Furthermore, detractors keep pointing out at the current chaos engulfing the country and are happy to point fingers at the federal system. Such claim is of course disingenuous for two reasons. First, the root cause of the country state of anarchy in most part of the country is uncertainty fuelled by the Manchurian Prime Minister’s irresponsible and often contradictory statements concerning his commitment to the federal system. Second, there are credible signs that makes us believe some of the mayhem are in fact instigated and sponsored by the enemies of federalism and blame it on the system.

The point is, nationalism in multi-ethnic country like Ethiopia requires the cultivation of collective identity and sustain it. The ethno-regional federal system has redefined Ethiopian identity by readjusting the relationship and affirming the rights of nations and nationalities and their responsibilities to their people.

Hence, created a new and modern patriotism based on fairness, tolerance and partnership.

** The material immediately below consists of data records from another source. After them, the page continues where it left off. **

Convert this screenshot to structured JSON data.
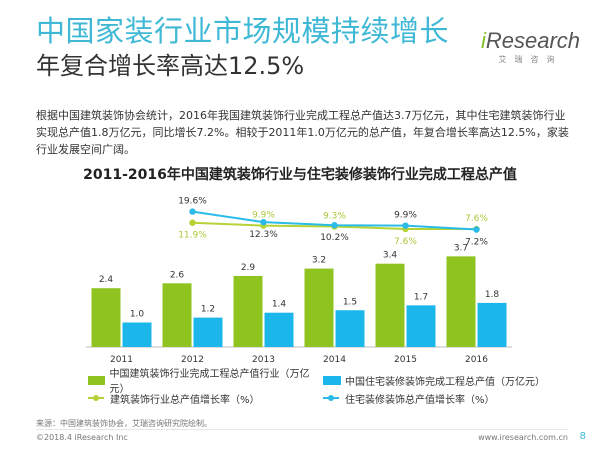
{
  "header": {
    "title": "中国家装行业市场规模持续增长",
    "subtitle": "年复合增长率高达12.5%"
  },
  "logo": {
    "mark_i": "i",
    "mark_rest": "Research",
    "cn": "艾瑞咨询"
  },
  "body_text": "根据中国建筑装饰协会统计，2016年我国建筑装饰行业完成工程总产值达3.7万亿元，其中住宅建筑装饰行业实现总产值1.8万亿元，同比增长7.2%。相较于2011年1.0万亿元的总产值，年复合增长率高达12.5%，家装行业发展空间广阔。",
  "colors": {
    "title": "#3fb8d6",
    "green_bar": "#8fc31f",
    "blue_bar": "#1cb7ea",
    "green_line": "#b5d334",
    "blue_line": "#2bbbe8",
    "green_label": "#a9c93a",
    "blue_label": "#2aa7d6"
  },
  "chart_data": {
    "type": "bar",
    "title": "2011-2016年中国建筑装饰行业与住宅装修装饰行业完成工程总产值",
    "categories": [
      "2011",
      "2012",
      "2013",
      "2014",
      "2015",
      "2016"
    ],
    "series": [
      {
        "name": "中国建筑装饰行业完成工程总产值行业（万亿元）",
        "kind": "bar",
        "values": [
          2.4,
          2.6,
          2.9,
          3.2,
          3.4,
          3.7
        ],
        "labels": [
          "2.4",
          "2.6",
          "2.9",
          "3.2",
          "3.4",
          "3.7"
        ]
      },
      {
        "name": "中国住宅装修装饰完成工程总产值（万亿元）",
        "kind": "bar",
        "values": [
          1.0,
          1.2,
          1.4,
          1.5,
          1.7,
          1.8
        ],
        "labels": [
          "1.0",
          "1.2",
          "1.4",
          "1.5",
          "1.7",
          "1.8"
        ]
      },
      {
        "name": "建筑装饰行业总产值增长率（%）",
        "kind": "line",
        "x": [
          "2012",
          "2013",
          "2014",
          "2015",
          "2016"
        ],
        "values": [
          11.9,
          9.9,
          9.3,
          7.6,
          7.6
        ],
        "labels": [
          "11.9%",
          "9.9%",
          "9.3%",
          "7.6%",
          "7.6%"
        ]
      },
      {
        "name": "住宅装修装饰总产值增长率（%）",
        "kind": "line",
        "x": [
          "2012",
          "2013",
          "2014",
          "2015",
          "2016"
        ],
        "values": [
          19.6,
          12.3,
          10.2,
          9.9,
          7.2
        ],
        "labels": [
          "19.6%",
          "12.3%",
          "10.2%",
          "9.9%",
          "7.2%"
        ]
      }
    ],
    "ylim": [
      0,
      4
    ],
    "legend_position": "bottom",
    "grid": false
  },
  "source": "来源：中国建筑装饰协会，艾瑞咨询研究院绘制。",
  "footer": {
    "left": "©2018.4 iResearch Inc",
    "right": "www.iresearch.com.cn",
    "page": "8"
  }
}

Restored an overwhelming sense of being a proud Ethiopian and created an impervious unity. It did so, on the key principles, that Ethiopia is stronger together than apart, all constituent regions are united than separate, stronger together than the sum of their parts. And that the people are enjoined to believe there is no contradiction between, say, membership in Oromian and Ethiopian nationalism.

Bottom line: I am not asserting that the ethno-regional federalism is perfect. It by no means is not, has a lot of room for improvement. But, for a heterogeneous country like Ethiopia there is no other system of governance that is suitable. But most importantly it is the people’s choice.

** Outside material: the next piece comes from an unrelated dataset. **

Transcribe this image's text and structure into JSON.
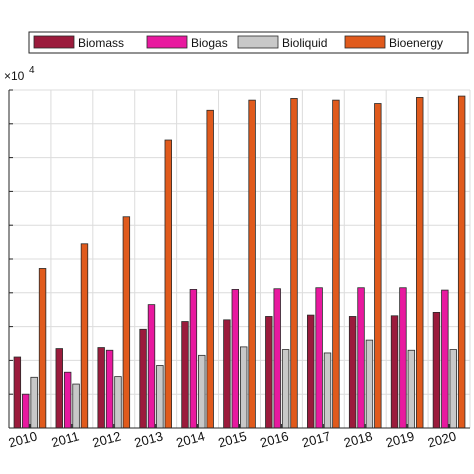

To emphasise my point, allow me to go back address the question I raised at the preface of the article – Who is sovereign?

In international law, people are sovereign – president Woodrow Wilson indicated so toward the end of WW1. The principle of self-determination would be reaffirmed time and again over subsequent decades, including by the United Nations after WW2. But confusingly, countries are also deemed sovereign under international law, their territorial integrity considered sacrosanct.

The outrage some Ethiopians expressed over the secession of Eritrea from Ethiopia was based on the view that the territorial integrity of Ethiopia was violated. Yet when the people of Eritrea decided to exercise their rights to self-determination by force and later in a referendum, Ethiopia’s claim to sovereignty and the Eritrea people’s claim to sovereignty clashed.

Obviously, one could not simultaneously uphold both claims to sovereignty. So, what is one to do? The just answer is what actually materialized.

Borders and possessions change all the time – in the last century most countries experienced changes, often dramatic ones. In fact, most countries that exist today didn’t exist at the turn of the century. Just as clearly, history shows that sovereignty lies in people, who tend to have more staying power than here-today, gone-tomorrow countries.

The people of the US, after all, were the first in modern times to assert a right to self-administration, when “we the people” wrote the US constitution. Wilson’s 14 points again revolutionized the modern understanding of the rights of the people.

To those of you who think Ethiopia is worth saving HAPPY GENBOT 20!